В стихах же Васильева остро отразился трагический разрыв между этими плакатными представлениями и памятью о той реальной недавней жизни родной казачьей станицы, которая теперь шла на слом. И многие его «есенинские» выходки, «хулиганство», вызвавшее злой печатный отклик Горького, что, в частности, вскоре «аукнулось» поэту, — все это было следствием очевидного насилия над собой, мучительного отталкивания от любви и привязанности к «косному» сельскому быту:
...С лугов приречных
Льется ветр, звеня,
И в сердце вновь
Чувств песенная замять...
А, это теплой
Мордою коня
Меня опять в плечо толкает память!
Так для нее я приготовил кнут —
Хлещи ее по морде домоседской,
По отроческой, юношеской, детской, —
Бей, бей ее, как непокорных бьют!
Что же объединило и сдружило этих «хороших и разных» поэтов?
Дружба Смелякова с Корниловым, который, по свидетельству современника, «уж если... вваливался в Москву, то — прямо на Молчановку», легко объяснима: патетика героической гибели молодых героев поэмы «Триполье», романтический интернационализм «Моей Африки» навсегда останутся близки и дороги младшему. Васильев же, видимо, притягивал искренностью, образной мощью, темпераментом, тревожил драматизмом переживаний, порожденных «великим переломом» деревни.
Пьянили и сплачивали и ранняя известность, и вхождение в столичную художественную элиту (так, Корнилов познакомил Смелякова с Мейерхольдом), и — что поделаешь! — соблазны богемного быта, которых отнюдь не чурались «три мальчика, три козыря бубновых, три витязя бильярда и пивной», как с грустной усмешкой отрекомендует «троицу» поздний Смеляков, чтобы тут же оспорить и «перекрыть» эту, пусть во многом верную характеристику иной, главной, итоговой: «три витязя российского стиха».
Увы, всех их вскоре, если вспомнить пушкинские строки, «измял с налету вихорь шумный» страшных событий 30-х годов. И один лишь Смеляков уцелел из «тройки удалой».
Он был из немногих вернувшихся «оттуда» в 1938 году. Жить было трудно. Писать — тоже. Хотя в тогдашних стихах Смелякова и сказано, что «правдою, трудной и черствой, у нас полагается жить», она была не в чести. С трудом обретал поэт «второе дыхание», вновь радуя читателей живой и естественной интонацией и смелой образностью таких стихотворений, как «Если я заболею...» и «Хорошая девочка Лида».
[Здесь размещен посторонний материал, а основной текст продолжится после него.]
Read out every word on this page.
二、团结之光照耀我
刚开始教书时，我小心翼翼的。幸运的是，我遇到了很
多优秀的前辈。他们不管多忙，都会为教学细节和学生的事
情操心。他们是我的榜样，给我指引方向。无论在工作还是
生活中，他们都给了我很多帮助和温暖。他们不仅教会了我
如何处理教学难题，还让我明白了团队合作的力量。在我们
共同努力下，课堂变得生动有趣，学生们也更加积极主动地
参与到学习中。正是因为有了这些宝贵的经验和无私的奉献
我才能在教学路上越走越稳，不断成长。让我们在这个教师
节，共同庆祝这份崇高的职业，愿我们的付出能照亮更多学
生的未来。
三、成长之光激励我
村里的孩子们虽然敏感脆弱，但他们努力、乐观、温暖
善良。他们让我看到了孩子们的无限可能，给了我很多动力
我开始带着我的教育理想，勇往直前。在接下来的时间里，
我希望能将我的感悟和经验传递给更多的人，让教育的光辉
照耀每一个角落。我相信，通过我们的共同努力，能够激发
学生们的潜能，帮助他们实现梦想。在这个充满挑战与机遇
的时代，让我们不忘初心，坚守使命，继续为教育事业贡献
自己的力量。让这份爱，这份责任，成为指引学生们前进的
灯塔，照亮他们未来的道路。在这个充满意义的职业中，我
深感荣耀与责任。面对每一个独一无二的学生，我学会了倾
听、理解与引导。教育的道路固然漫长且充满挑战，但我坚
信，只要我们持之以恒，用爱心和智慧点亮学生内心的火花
Но весной сорок первого года его призвали в армию, да не на равных с другими, а вместе с такими же бедолагами, недавними «зеками», укомплектовав ими строительный батальон. В начале войны Смеляков попал в плен к финнам и впоследствии испытал пресловутые «проверки», побывав в лагере возле Сталиногорска (ныне — Новомосковск), и лишь потом смог устроиться на работу в редакцию местной газеты.
Он всегда любил индустриальные пейзажи (даже если земля разворочена стройкой), но в первых после безрадостного возвращения на родину стихах подобные картины явно овеяны неунимающсйся душевной болью:
Над терриконом шахты темно-серым
дождь моросит который день подряд.
Как на вулкане, изверженья серы
вьющимися струйками дымят.
Нет синевы, и нет ветвей зеленых,
сурово блещет небо надо мной...
И отнюдь не только о переходе всей страны к мирному труду, но и о долгожданной перемене в собственной судьбе говорят строки:
Первый день свободного труда,
никогда мы не забудем это...
И когда в стихотворении упоминается, как «из обгоревших кирпичей заново отстраивали зданья», то, кажется, и здесь есть отзвук пережитого.
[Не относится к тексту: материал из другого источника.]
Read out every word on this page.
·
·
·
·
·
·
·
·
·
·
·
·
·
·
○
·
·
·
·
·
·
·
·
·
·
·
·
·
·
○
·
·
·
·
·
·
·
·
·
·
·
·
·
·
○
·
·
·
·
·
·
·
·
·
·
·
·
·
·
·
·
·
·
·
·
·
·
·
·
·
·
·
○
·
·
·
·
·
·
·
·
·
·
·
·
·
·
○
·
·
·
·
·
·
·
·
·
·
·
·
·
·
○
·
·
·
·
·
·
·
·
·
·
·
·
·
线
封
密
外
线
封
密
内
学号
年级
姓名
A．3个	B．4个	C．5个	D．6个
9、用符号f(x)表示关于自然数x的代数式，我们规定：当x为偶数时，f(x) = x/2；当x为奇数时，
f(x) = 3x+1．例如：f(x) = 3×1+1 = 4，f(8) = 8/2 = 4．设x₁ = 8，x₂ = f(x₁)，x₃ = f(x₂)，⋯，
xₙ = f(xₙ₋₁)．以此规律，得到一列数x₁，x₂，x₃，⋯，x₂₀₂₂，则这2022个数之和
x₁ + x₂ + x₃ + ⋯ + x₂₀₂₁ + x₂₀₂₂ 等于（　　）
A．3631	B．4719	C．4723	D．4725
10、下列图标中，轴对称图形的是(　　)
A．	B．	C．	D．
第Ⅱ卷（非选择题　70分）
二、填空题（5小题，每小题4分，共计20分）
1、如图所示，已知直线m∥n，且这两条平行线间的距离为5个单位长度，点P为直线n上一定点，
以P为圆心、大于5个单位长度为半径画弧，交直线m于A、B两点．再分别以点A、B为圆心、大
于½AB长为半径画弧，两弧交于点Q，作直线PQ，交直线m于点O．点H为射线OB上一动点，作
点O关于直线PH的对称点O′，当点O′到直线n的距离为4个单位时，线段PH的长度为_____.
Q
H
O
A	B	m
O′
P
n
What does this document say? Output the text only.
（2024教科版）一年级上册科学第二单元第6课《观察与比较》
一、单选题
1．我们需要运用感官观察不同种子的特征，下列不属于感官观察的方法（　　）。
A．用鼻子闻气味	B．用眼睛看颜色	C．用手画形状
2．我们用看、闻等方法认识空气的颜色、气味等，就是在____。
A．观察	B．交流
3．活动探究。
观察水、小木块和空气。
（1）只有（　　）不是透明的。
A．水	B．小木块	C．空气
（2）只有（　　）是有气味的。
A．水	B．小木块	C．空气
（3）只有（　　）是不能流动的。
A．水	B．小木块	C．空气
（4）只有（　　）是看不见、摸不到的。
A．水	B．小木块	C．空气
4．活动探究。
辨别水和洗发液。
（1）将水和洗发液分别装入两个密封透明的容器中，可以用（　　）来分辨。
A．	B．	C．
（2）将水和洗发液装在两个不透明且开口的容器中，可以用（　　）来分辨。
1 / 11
О стихах Смелякова первых послевоенных лет критики отзывались неодобрительно. «...Внешние приметы времени в них, — писал, например, А. Макаров, — заслонили человека, поэзию вытеснила риторика». Но тут не было ничего удивительного: ведь этот «человек» только еще выкарабкивался из-под «обгоревших кирпичей», трудно выдыхая строки, где рядом с действительной, натужной риторикой пронзительно прорывались воспоминания об испытанном, обида, горечь, упорная вера в свой талант:
Меня — понимаете сами —
Чернильным пером не убить,
Двумя не прикончить штыками
И в три топора не свалить.
Но тем временем он попал в несметное число так называемых повторников, получавших новые «сроки» безо всякой новой вины (да и старые-то в подавляющем числе случаев были чистой выдумкой!).
Отныне напрасно было бы искать его имя, или упоминание о его книгах в библиографических справочниках, выпущенных вскоре после исчезновения автора. А когда на одном нашем «огоньковском» празднестве известный в ту пору артист Хохряков читал стихи, то была среди них и прелестная «Хорошая девочка Лида», однако автором стихов чтец назвал... Сергея Смирнова (уж очень, видно, хотелось прочесть их, вот и решился схитрить).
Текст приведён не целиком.